Nominalism is often spoken of simply in terms of properties of objects – it would say, for example, that there is no property of ‘redness’ that an apple possesses, we just perceive it as ‘red’. But nominalism, which implies that nothing exists outside of the material world, also implies that there is no such thing as an “apply” to have “redness”. Basically, it seems to me that, if you don’t believe in anything other than the material world, there’s no reason to believe in the existence of anything as distinct from everything surrounding it.
I kind of need a reference picture to explain this:
We can all, I hope, agree that the upper-left-hand drawing is what, in essence, the world looks like: a bunch of atoms (which are composed of N, P and e, which are made of quarks and leptons, and probably so on and so on, though we don’t know yet) arranged in various ways. Consider the red dots subatomic particles of some sort.
Now, look at the upper-right-hand drawing; there, we group them into what we call an atom, and also into what we call a nucleus. But we’re no more justified in doing that than in grouping them like I have in the lower-left-hand drawing – sure, it seems to make more sense our way, but in a materialistic world there’s no “atom-ness” that our desired grouping has that my alternate grouping doesn’t.

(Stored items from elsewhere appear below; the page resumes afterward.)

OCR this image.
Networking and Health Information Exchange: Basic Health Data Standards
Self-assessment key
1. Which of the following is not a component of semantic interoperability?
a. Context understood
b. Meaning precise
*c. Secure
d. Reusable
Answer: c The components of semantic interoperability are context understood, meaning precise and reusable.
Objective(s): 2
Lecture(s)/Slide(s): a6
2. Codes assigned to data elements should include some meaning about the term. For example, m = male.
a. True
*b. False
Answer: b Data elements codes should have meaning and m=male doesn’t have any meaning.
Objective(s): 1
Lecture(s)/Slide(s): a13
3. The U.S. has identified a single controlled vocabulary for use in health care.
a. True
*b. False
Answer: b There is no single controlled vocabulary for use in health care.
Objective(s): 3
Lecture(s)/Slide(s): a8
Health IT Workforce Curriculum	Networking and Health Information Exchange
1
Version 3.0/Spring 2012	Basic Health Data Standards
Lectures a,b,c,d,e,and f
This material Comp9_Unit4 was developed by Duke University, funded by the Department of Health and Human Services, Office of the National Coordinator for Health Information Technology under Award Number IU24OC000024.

So what I do is say that they have some non-material property that divides them into the proper objects. The particles in the nucleus aren’t physically green, and the electrons aren’t physically green, but they have some non-physical property, represented here as coloration, that makes them an object, and makes the alternate grouping not acceptable. In Platonic terms, there is a Form of Atom and Nucleus that these particles conform to, and thus they are an atom and a nucleus, not something else.
This ability to group objects into larger objects, which isn’t allowed in nominalism, is what lets me say that there is actually such a thing as “me”, as “you”, etc, as opposed to just a bunch of particles doing stuff.
The main problem with realism seems to be the Ship of Theseus problem and related paradoxes. I really don’t know how to answer those objections, yet. But realism still seems preferable because with nominalism, well, nothing actually exists so we can’t really talk about much of anything… I’ll post back later if I find an argument against the Ship.